Six questions for
Edita Liessner

Tique asks six questions to an artist about their work and inspiration.
This week: Edita Liessner.

© Edita Liessner, from the series Short Stories on a Long Theme, 2026
Artist Edita Liessner
Lives in Paris, France
Website https://editaliessner.com

How do you describe your own art practice?

My work moves between documentary observation, conceptual thinking and image-making rooted in atmosphere and stories. This approach can be applied to anything I do. I’m drawn to incompleteness and to the tension between what is revealed and what remains unresolved. The idea of the fragment is central to the way I think – how individual fragments, when placed next to one another, can create an entirely new narrative or emotional meaning. That’s why I like to think of myself more as a collector than a traditional photographer.

I often think of images in a way that is very close to writing. Visual language, similarly to words, carries its own rhythm, symbolism, emotional codes. I’m fascinated by how meaning is constructed through association and sequencing, and by the way images can function almost like sentences within a larger narrative.

Which question or theme is central in your work?

Belonging and the themes of home and identity tied to it. I’m interested in what makes us human and how we connect to each other; how the places we inhabit shape our identities and emotional lives.

What was your first experience with art?

Through music, anything visual came much later.

My grandfather used to play classic rock’n’roll and 1960s records whenever he babysat me as a child. We would dance to them in his living room, and later on, he would try to teach me some of the songs on guitar and make mixtapes for me. Music is still essential to my process – I make playlists for every project I work on.

What is your greatest source of inspiration?

Inspiration can be found in anything: the way someone’s hand holds a glass of wine, an empty plastic bag being swept by the wind, the particular shade of blue the sky has at 6.30am. It can come from a chance conversation with a stranger, an exhibition you’ve seen, a book, or a film that stirred something within you and stayed there.

For me, it ultimately comes down to observation, openness, active listening, and being fully present. My notebooks are full of small observations, fragments of conversations, and moments I don’t want to forget.

What do you need in order to create your work?

I need both solitude and freedom as much as experiences that disrupt the calm. Space to observe, think, wander, and remain attentive to the world around me. At the same time, my work depends on being emotionally engaged with life and with other people. It’s a balance between retreat and connection. I feel like I’m constantly somewhere between these two places.

What work or artist has most recently surprised you?

I recently got my hands on a photobook Another Online Pervert by Brea Souders, which I found incredibly unsettling and intelligent in the way it navigates intimacy, loneliness, and projection within online spaces.

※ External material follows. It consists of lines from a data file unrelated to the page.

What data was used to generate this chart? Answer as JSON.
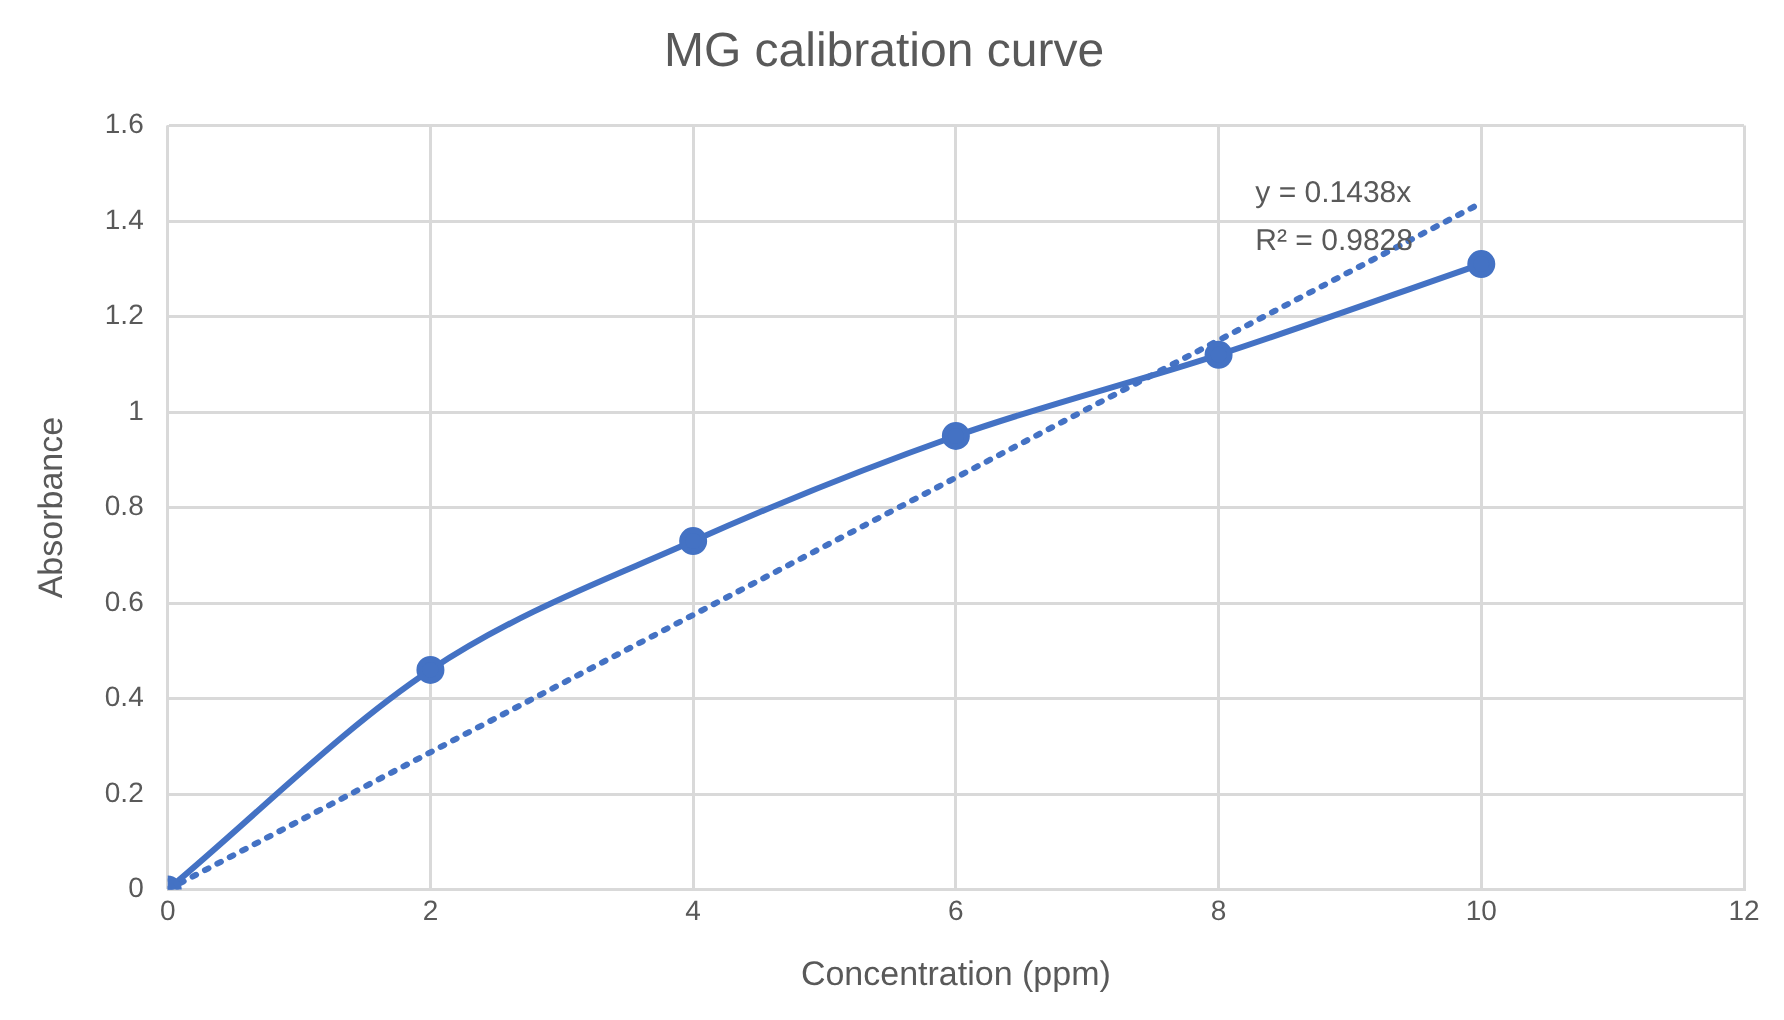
{
  "chart_data": {
    "type": "line",
    "title": "MG calibration curve",
    "xlabel": "Concentration (ppm)",
    "ylabel": "Absorbance",
    "x": [
      0,
      2,
      4,
      6,
      8,
      10
    ],
    "series": [
      {
        "color": "#4472c4",
        "values": [
          0,
          0.46,
          0.73,
          0.95,
          1.12,
          1.31
        ],
        "marker": "circle",
        "line_style": "solid"
      },
      {
        "type": "line",
        "color": "#4472c4",
        "x": [
          0,
          10
        ],
        "values": [
          0,
          1.438
        ],
        "marker": "none",
        "line_style": "dotted"
      }
    ],
    "annotations": [
      "y = 0.1438x",
      "R² = 0.9828"
    ],
    "xlim": [
      0,
      12
    ],
    "xticks": [
      0,
      2,
      4,
      6,
      8,
      10,
      12
    ],
    "ylim": [
      0,
      1.6
    ],
    "yticks": [
      0,
      0.2,
      0.4,
      0.6,
      0.8,
      1,
      1.2,
      1.4,
      1.6
    ],
    "grid": true,
    "legend": false
  }
}
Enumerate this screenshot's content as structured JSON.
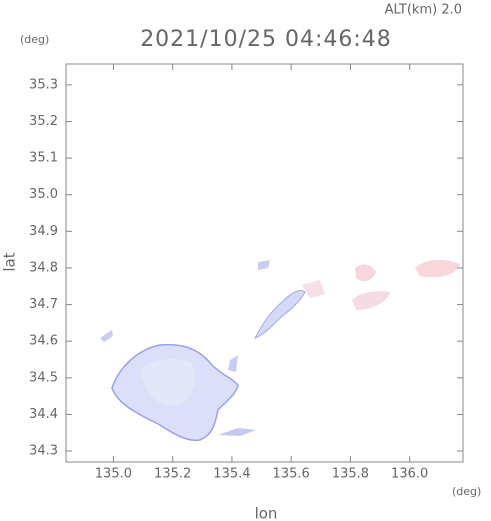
{
  "chart_data": {
    "type": "map",
    "top_label": "ALT(km) 2.0",
    "title": "2021/10/25 04:46:48",
    "y_unit": "(deg)",
    "x_unit": "(deg)",
    "xlabel": "lon",
    "ylabel": "lat",
    "xlim": [
      134.84,
      136.18
    ],
    "ylim": [
      34.27,
      35.357
    ],
    "xticks": [
      {
        "value": 135,
        "label": "135.0"
      },
      135.2,
      135.4,
      135.6,
      135.8,
      {
        "value": 136,
        "label": "136.0"
      }
    ],
    "yticks": [
      34.3,
      34.4,
      34.5,
      34.6,
      34.7,
      34.8,
      34.9,
      {
        "value": 35,
        "label": "35.0"
      },
      35.1,
      35.2,
      35.3
    ]
  }
}
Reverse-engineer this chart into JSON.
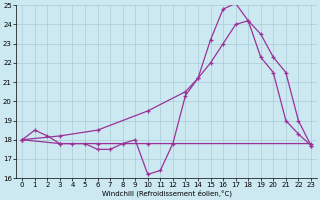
{
  "background_color": "#cce8f0",
  "grid_color": "#aaccd8",
  "line_color": "#993399",
  "xlabel": "Windchill (Refroidissement éolien,°C)",
  "xlim": [
    -0.5,
    23.5
  ],
  "ylim": [
    16,
    25
  ],
  "yticks": [
    16,
    17,
    18,
    19,
    20,
    21,
    22,
    23,
    24,
    25
  ],
  "xticks": [
    0,
    1,
    2,
    3,
    4,
    5,
    6,
    7,
    8,
    9,
    10,
    11,
    12,
    13,
    14,
    15,
    16,
    17,
    18,
    19,
    20,
    21,
    22,
    23
  ],
  "curve_jagged_x": [
    0,
    1,
    2,
    3,
    4,
    5,
    6,
    7,
    8,
    9,
    10,
    11,
    12,
    13,
    14,
    15,
    16,
    17,
    18,
    19,
    20,
    21,
    22,
    23
  ],
  "curve_jagged_y": [
    18.0,
    18.5,
    18.2,
    17.8,
    17.8,
    17.8,
    17.5,
    17.5,
    17.8,
    18.0,
    16.2,
    16.4,
    17.8,
    20.3,
    21.2,
    23.2,
    24.8,
    25.1,
    24.2,
    22.3,
    21.5,
    19.0,
    18.3,
    17.7
  ],
  "curve_upper_x": [
    0,
    3,
    6,
    10,
    13,
    14,
    15,
    16,
    17,
    18,
    19,
    20,
    21,
    22,
    23
  ],
  "curve_upper_y": [
    18.0,
    18.2,
    18.5,
    19.5,
    20.5,
    21.2,
    22.0,
    23.0,
    24.0,
    24.2,
    23.5,
    22.3,
    21.5,
    19.0,
    17.7
  ],
  "curve_flat_x": [
    0,
    3,
    6,
    10,
    23
  ],
  "curve_flat_y": [
    18.0,
    17.8,
    17.8,
    17.8,
    17.8
  ]
}
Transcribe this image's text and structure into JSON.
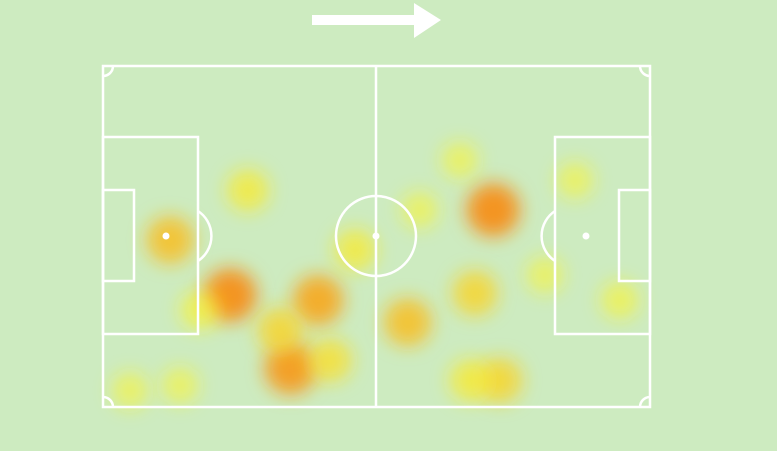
{
  "chart_data": {
    "type": "heatmap",
    "xlim": [
      0,
      105
    ],
    "ylim": [
      0,
      68
    ],
    "x": [
      12.9,
      27.8,
      24.4,
      41.3,
      36.0,
      43.6,
      34.0,
      48.4,
      58.5,
      71.4,
      74.9,
      68.5,
      76.2,
      70.5,
      84.8,
      90.6,
      99.2,
      5.2,
      14.8,
      18.6,
      60.8
    ],
    "y": [
      34.7,
      24.8,
      45.7,
      46.7,
      60.3,
      58.7,
      52.7,
      36.7,
      51.1,
      45.3,
      28.7,
      18.8,
      62.7,
      62.7,
      41.7,
      22.8,
      46.7,
      64.7,
      63.7,
      48.7,
      28.7
    ],
    "values": [
      0.7,
      0.5,
      0.9,
      0.8,
      0.85,
      0.55,
      0.6,
      0.5,
      0.7,
      0.6,
      0.9,
      0.3,
      0.6,
      0.5,
      0.3,
      0.3,
      0.35,
      0.3,
      0.3,
      0.4,
      0.3
    ]
  }
}
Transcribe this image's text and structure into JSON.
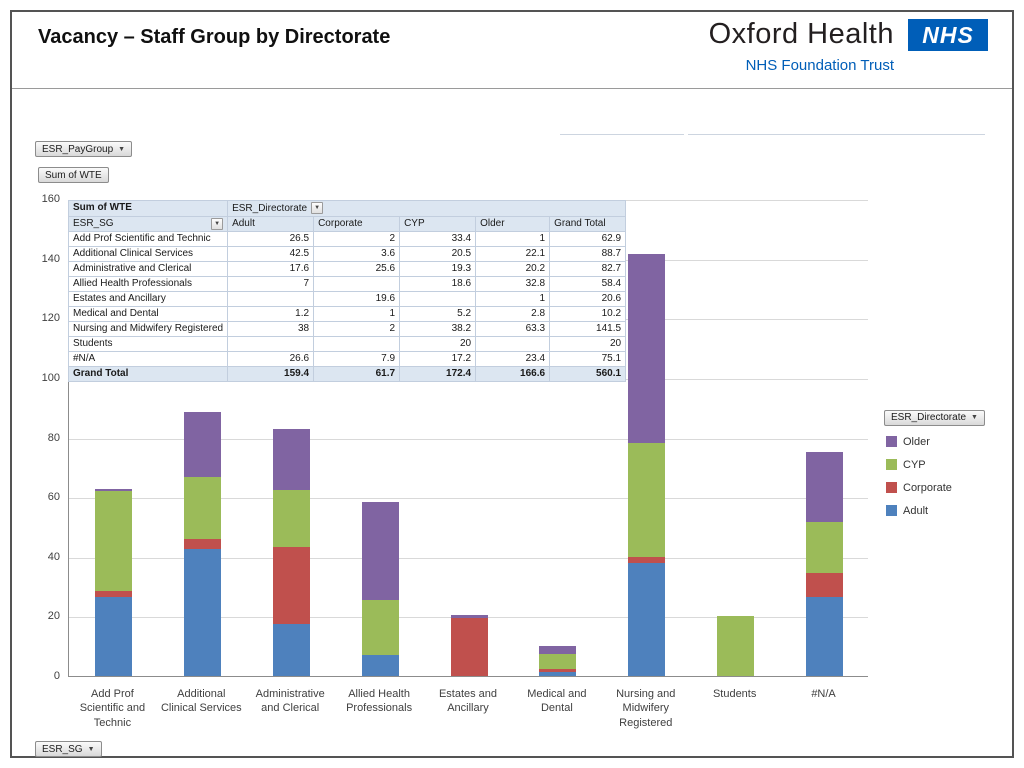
{
  "page": {
    "title": "Vacancy – Staff Group by Directorate"
  },
  "logo": {
    "org": "Oxford Health",
    "nhs": "NHS",
    "subtitle": "NHS Foundation Trust",
    "nhs_blue": "#005EB8"
  },
  "buttons": {
    "pay_group": "ESR_PayGroup",
    "sum_of_wte": "Sum of WTE",
    "esr_sg": "ESR_SG",
    "esr_directorate": "ESR_Directorate"
  },
  "pivot_table": {
    "corner": "Sum of WTE",
    "col_field": "ESR_Directorate",
    "row_field": "ESR_SG",
    "columns": [
      "Adult",
      "Corporate",
      "CYP",
      "Older",
      "Grand Total"
    ],
    "rows": [
      {
        "label": "Add Prof Scientific and Technic",
        "values": [
          "26.5",
          "2",
          "33.4",
          "1",
          "62.9"
        ]
      },
      {
        "label": "Additional Clinical Services",
        "values": [
          "42.5",
          "3.6",
          "20.5",
          "22.1",
          "88.7"
        ]
      },
      {
        "label": "Administrative and Clerical",
        "values": [
          "17.6",
          "25.6",
          "19.3",
          "20.2",
          "82.7"
        ]
      },
      {
        "label": "Allied Health Professionals",
        "values": [
          "7",
          "",
          "18.6",
          "32.8",
          "58.4"
        ]
      },
      {
        "label": "Estates and Ancillary",
        "values": [
          "",
          "19.6",
          "",
          "1",
          "20.6"
        ]
      },
      {
        "label": "Medical and Dental",
        "values": [
          "1.2",
          "1",
          "5.2",
          "2.8",
          "10.2"
        ]
      },
      {
        "label": "Nursing and Midwifery Registered",
        "values": [
          "38",
          "2",
          "38.2",
          "63.3",
          "141.5"
        ]
      },
      {
        "label": "Students",
        "values": [
          "",
          "",
          "20",
          "",
          "20"
        ]
      },
      {
        "label": "#N/A",
        "values": [
          "26.6",
          "7.9",
          "17.2",
          "23.4",
          "75.1"
        ]
      }
    ],
    "grand_total": {
      "label": "Grand Total",
      "values": [
        "159.4",
        "61.7",
        "172.4",
        "166.6",
        "560.1"
      ]
    }
  },
  "chart_data": {
    "type": "bar",
    "stacked": true,
    "title": "Vacancy – Staff Group by Directorate",
    "categories": [
      "Add Prof Scientific and Technic",
      "Additional Clinical Services",
      "Administrative and Clerical",
      "Allied Health Professionals",
      "Estates and Ancillary",
      "Medical and Dental",
      "Nursing and Midwifery Registered",
      "Students",
      "#N/A"
    ],
    "series": [
      {
        "name": "Adult",
        "color": "#4E81BD",
        "values": [
          26.5,
          42.5,
          17.6,
          7,
          0,
          1.2,
          38,
          0,
          26.6
        ]
      },
      {
        "name": "Corporate",
        "color": "#C0504D",
        "values": [
          2,
          3.6,
          25.6,
          0,
          19.6,
          1,
          2,
          0,
          7.9
        ]
      },
      {
        "name": "CYP",
        "color": "#9BBB59",
        "values": [
          33.4,
          20.5,
          19.3,
          18.6,
          0,
          5.2,
          38.2,
          20,
          17.2
        ]
      },
      {
        "name": "Older",
        "color": "#8064A2",
        "values": [
          1,
          22.1,
          20.2,
          32.8,
          1,
          2.8,
          63.3,
          0,
          23.4
        ]
      }
    ],
    "ylim": [
      0,
      160
    ],
    "ytick_step": 20,
    "grid": true,
    "legend_position": "right",
    "legend_order": [
      "Older",
      "CYP",
      "Corporate",
      "Adult"
    ]
  }
}
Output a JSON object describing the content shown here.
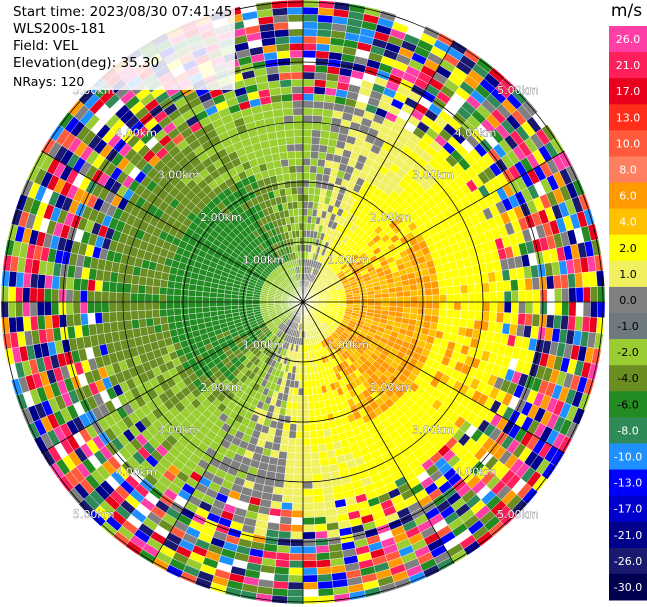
{
  "info": {
    "start_time": "Start time: 2023/08/30 07:41:45",
    "site": "WLS200s-181",
    "field": "Field: VEL",
    "elevation": "Elevation(deg): 35.30",
    "nrays": "NRays: 120"
  },
  "colorbar": {
    "unit": "m/s",
    "ticks": [
      "26.0",
      "21.0",
      "17.0",
      "13.0",
      "10.0",
      "8.0",
      "6.0",
      "4.0",
      "2.0",
      "1.0",
      "0.0",
      "-1.0",
      "-2.0",
      "-4.0",
      "-6.0",
      "-8.0",
      "-10.0",
      "-13.0",
      "-17.0",
      "-21.0",
      "-26.0",
      "-30.0"
    ],
    "colors": [
      "#ff3fa6",
      "#ff1f5a",
      "#e8001c",
      "#ff2e1a",
      "#ff5a3c",
      "#ff8060",
      "#ff9a00",
      "#ffc000",
      "#ffff00",
      "#f0f060",
      "#808080",
      "#6e7a80",
      "#9acd32",
      "#6b8e23",
      "#228b22",
      "#2e8b57",
      "#1e90ff",
      "#0000ff",
      "#0000cd",
      "#00008b",
      "#191970",
      "#000050"
    ]
  },
  "range_rings": {
    "labels": [
      "1.00km",
      "2.00km",
      "3.00km",
      "4.00km",
      "5.00km"
    ]
  }
}
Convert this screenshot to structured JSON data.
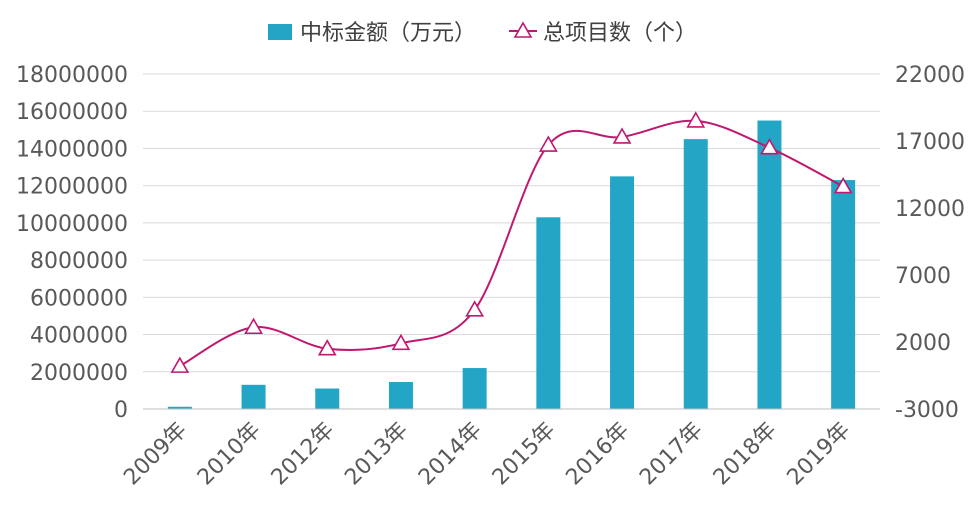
{
  "chart_data": {
    "type": "bar+line",
    "categories": [
      "2009年",
      "2010年",
      "2012年",
      "2013年",
      "2014年",
      "2015年",
      "2016年",
      "2017年",
      "2018年",
      "2019年"
    ],
    "series": [
      {
        "name": "中标金额（万元）",
        "type": "bar",
        "axis": "left",
        "color": "#23a6c6",
        "values": [
          120000,
          1300000,
          1100000,
          1450000,
          2200000,
          10300000,
          12500000,
          14500000,
          15500000,
          12300000
        ]
      },
      {
        "name": "总项目数（个）",
        "type": "line",
        "axis": "right",
        "color": "#c0186e",
        "marker": "triangle",
        "smooth": true,
        "values": [
          200,
          3100,
          1500,
          1900,
          4400,
          16700,
          17300,
          18500,
          16500,
          13600
        ]
      }
    ],
    "y_left": {
      "min": 0,
      "max": 18000000,
      "ticks": [
        "0",
        "2000000",
        "4000000",
        "6000000",
        "8000000",
        "10000000",
        "12000000",
        "14000000",
        "16000000",
        "18000000"
      ],
      "tick_values": [
        0,
        2000000,
        4000000,
        6000000,
        8000000,
        10000000,
        12000000,
        14000000,
        16000000,
        18000000
      ]
    },
    "y_right": {
      "min": -3000,
      "max": 22000,
      "ticks": [
        "-3000",
        "2000",
        "7000",
        "12000",
        "17000",
        "22000"
      ],
      "tick_values": [
        -3000,
        2000,
        7000,
        12000,
        17000,
        22000
      ]
    },
    "grid": true,
    "legend": "top-center",
    "title": "",
    "xlabel": "",
    "ylabel": ""
  }
}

I was also deeply moved by the HBO series Station Eleven. What stayed with me most was the way it approaches the disappearance of the internet and social media. Not simply as a technological collapse, but as the disappearance of a certain collective consciousness as archive of everyday human existence. There’s something haunting and simultaneously cleansing in the idea that all these small traces of ourselves suddenly vanish.

I also loved how strongly the series draws on Shakespeare and the idea that art survives catastrophe. Even in the middle of collapse, people still feel the need to perform, tell stories and search for meaning within them.